KUSTER, Gisella Josephina Louisa Maria Hubertina (born Venlo 15-7-1911 – died Heerlen 7-9-1972), artist. Daughter of Guillaume Hubert Kuster (1880-1952), tailor, and Anna Josephina Catarina Beckers (1881-1962). Giselle Kuster married Carl van Essen (1912-1978), doctor in 1945. The marriage, which ended in divorce in 1955, remained childless.
Giselle Kuster was an only child and was pampered by her parents. This indulgence also included drawing and painting lessons. In the early 1930s she was taught by the Hungarian artist László Hernadi Vandzsura, who lives in Venlo, and shortly afterwards from the Venlo painter Sef Moonen. Because she soon had enough of them, she went to Liège at the end of 1934, where she went on to study design at the Academie des Beaux Arts. After a little over a year, she gave up and returned to Venlo.
War and Indonesia
Giselle Kuster established herself in her birthplace as an independent artist, illustrator and designer. She earned her money by illustrating for newspapers (including De Maasbode and the Nieuwe Venlosche Courant) and magazines. She also designed logos, did advertising work for companies and made fashion drawings. She also painted free work. Initially she was influenced by Picasso and Braque, but soon she opted for expressionism. She hardly exhibited: only occasionally did she participate in a group exhibition.
From 1935, Giselle Kuster got to know many artists and musicians through the Venlo art circle De Blauwe Bloem. In her studio behind the parental home she held a kind of salon where writers, journalists and artists from North Limburg met, but that came to an end when Kuster and her parents moved to Leiden in February 1940 because of the threat of war. In their home on the Breestraat, Giselle Kuster started a gallery: Pro Arte. There she mainly exhibited and sold her own paintings, but she also regularly held exhibitions by artists such as Charley Toorop, Otto van Rees and Jan Sluijters. In the last year of the war she exchanged her work for food with farmers from the area
In Leiden, Giselle Kuster met Carl van Essen, a medical student from the Dutch East Indies. She married him immediately after the liberation. In the early post-war years, inspired by Charley Toorop, she mainly painted portraits, which art critics praised. She exhibited the canvases at group exhibitions in Leiden, partly organized by herself. In 1948 Kuster left for Indonesia, where her husband had been stationed as a military doctor a year earlier. Enraptured by the colours, she painted and drew an enormous amount in the two years of her stay – especially Indonesian women, whom she depicted in a Gauguin-esque way. She also made commissioned portraits of Dutch people. At the end of 1949, the couple returned to the Netherlands because Carl van Essen wanted to specialize as a psychiatrist.

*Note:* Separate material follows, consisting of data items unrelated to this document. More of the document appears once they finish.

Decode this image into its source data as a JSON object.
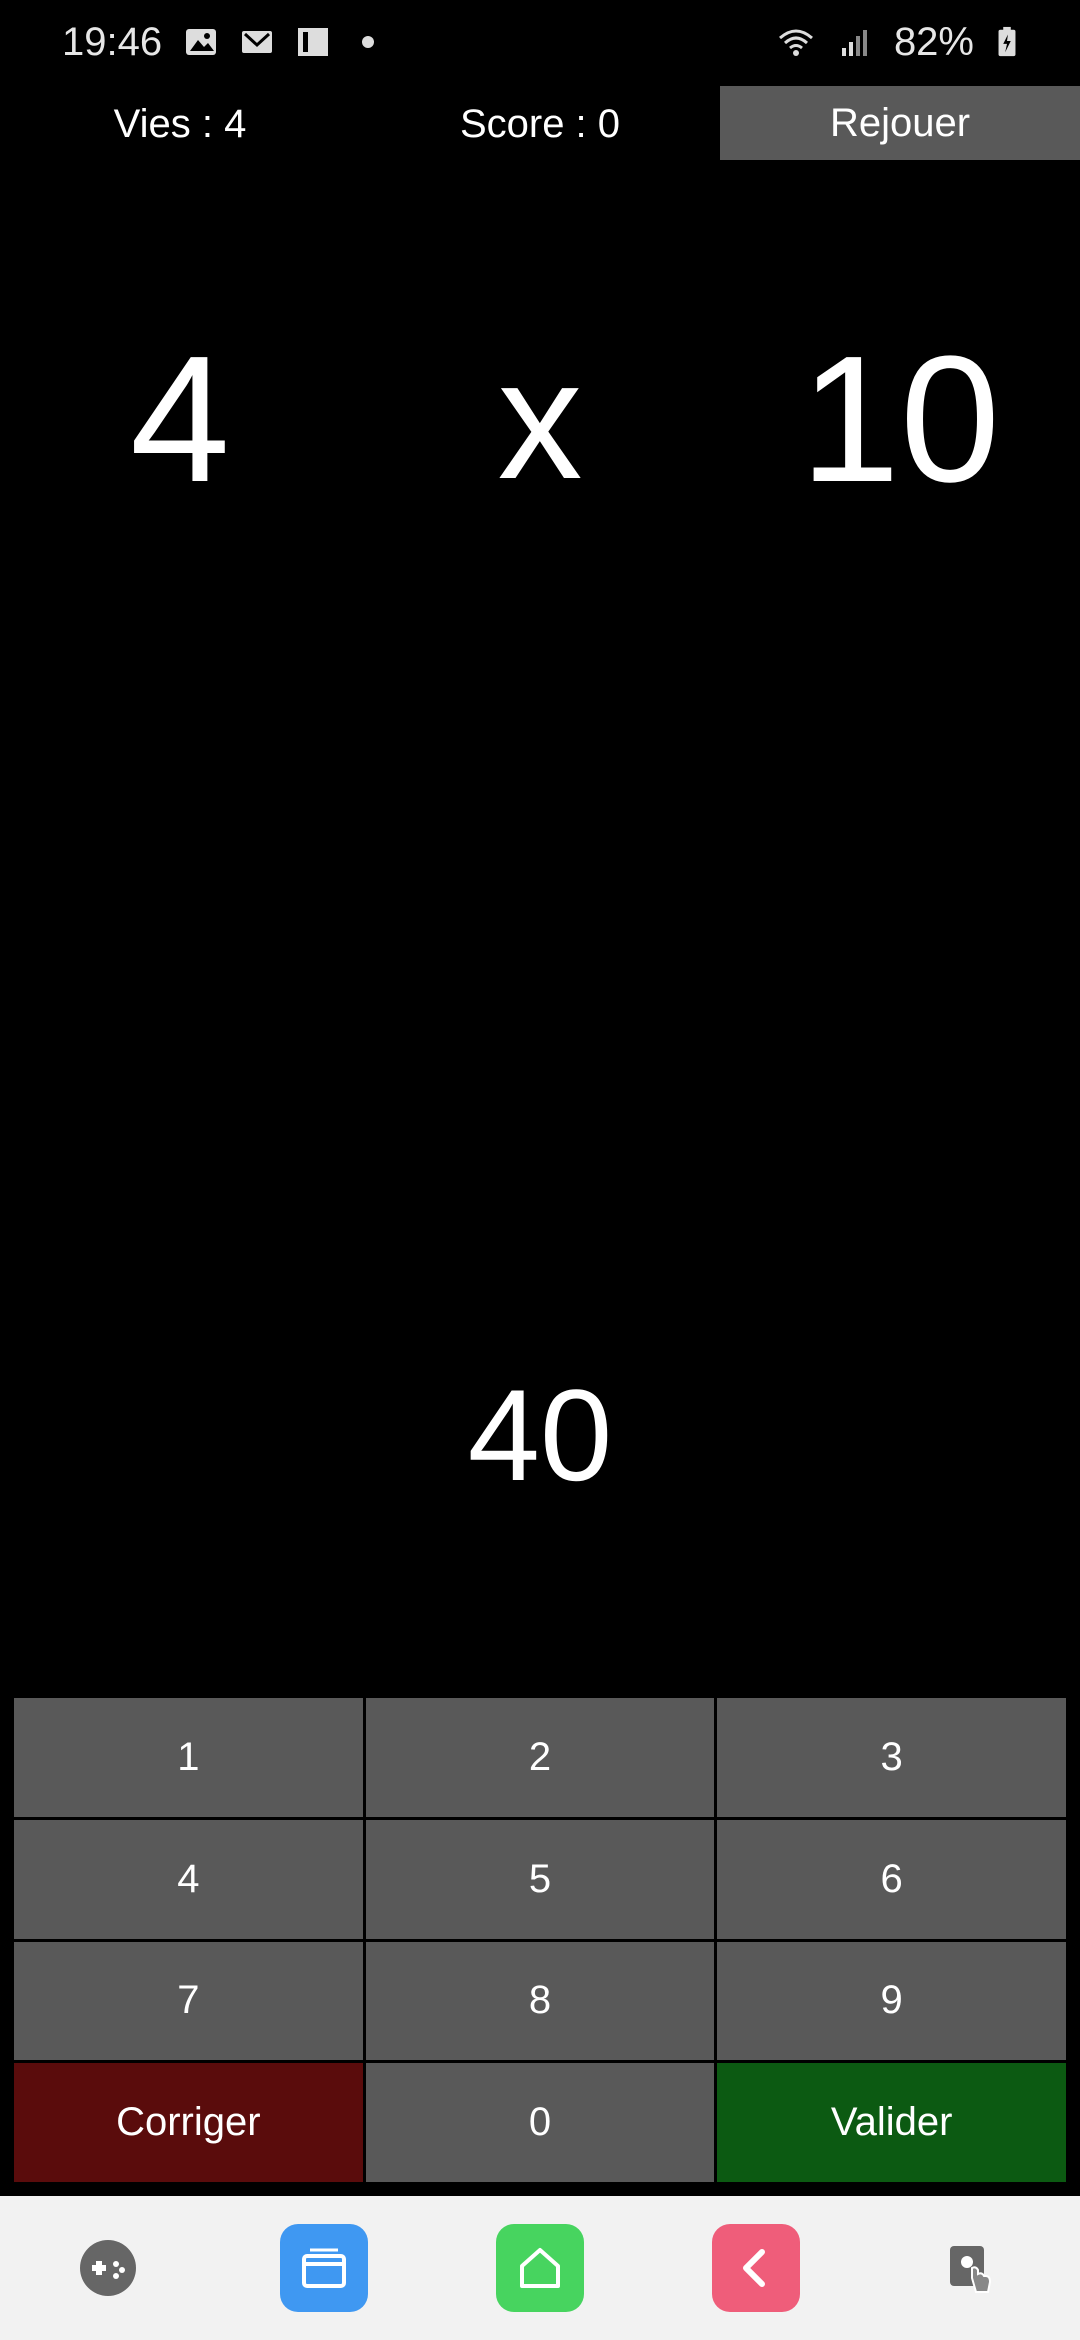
{
  "status_bar": {
    "time": "19:46",
    "battery": "82%",
    "icons": [
      "image-icon",
      "mail-icon",
      "app-icon",
      "wifi-icon",
      "signal-icon",
      "battery-icon"
    ]
  },
  "game": {
    "lives_label": "Vies : 4",
    "score_label": "Score : 0",
    "replay_label": "Rejouer",
    "operand1": "4",
    "operator": "x",
    "operand2": "10",
    "answer": "40"
  },
  "keypad": {
    "k1": "1",
    "k2": "2",
    "k3": "3",
    "k4": "4",
    "k5": "5",
    "k6": "6",
    "k7": "7",
    "k8": "8",
    "k9": "9",
    "correct": "Corriger",
    "k0": "0",
    "validate": "Valider"
  },
  "colors": {
    "background": "#000000",
    "key": "#595959",
    "correct_key": "#5a0c0c",
    "validate_key": "#0c5a12"
  },
  "bottom_nav": {
    "icons": [
      "gamepad-icon",
      "window-icon",
      "home-icon",
      "back-icon",
      "lock-hand-icon"
    ]
  }
}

When Giselle's husband was appointed as a psychiatrist in the mental health service in Limburg in 1951, the couple moved to Maastricht. In her studio she first processed her Indonesian impressions and mainly painted the women she had seen there. Later she became interested in the flower still life. Her marriage ended in 1955. That same year, Giselle Kuster moved to the Spanish island of Formentera, where she began a relationship with the German poet and writer Ernesto Ehrenfeld (1910-1978). She made a living selling fast-paced paintings and drawings of traditionally dressed native women, portraits of island children, and the rather specific dogs (with pointed snouts and big ears) of the island. With one of her paintings she won a Spanish art prize and with another she ended up on the front page of the regional newspaper. However, a few years later, she was banned from the island forever for sunbathing naked, which was still illegal at the time.
In the early 1960s, Giselle Kuster (without Ehrenfeld) settled in Maastricht again. She continued to paint, but had a lower production. She mainly made flower still lifes, but also Ibizan scenes and paintings of autostradas, which fascinated her after a visit to Italy. She also made commissioned children's portraits. She rarely exhibited anymore – she didn't attach much importance to it.
On September 7, 1972, Giselle Kuster died of cancer at the age of 61, in a clinic for women's diseases in Heerlen.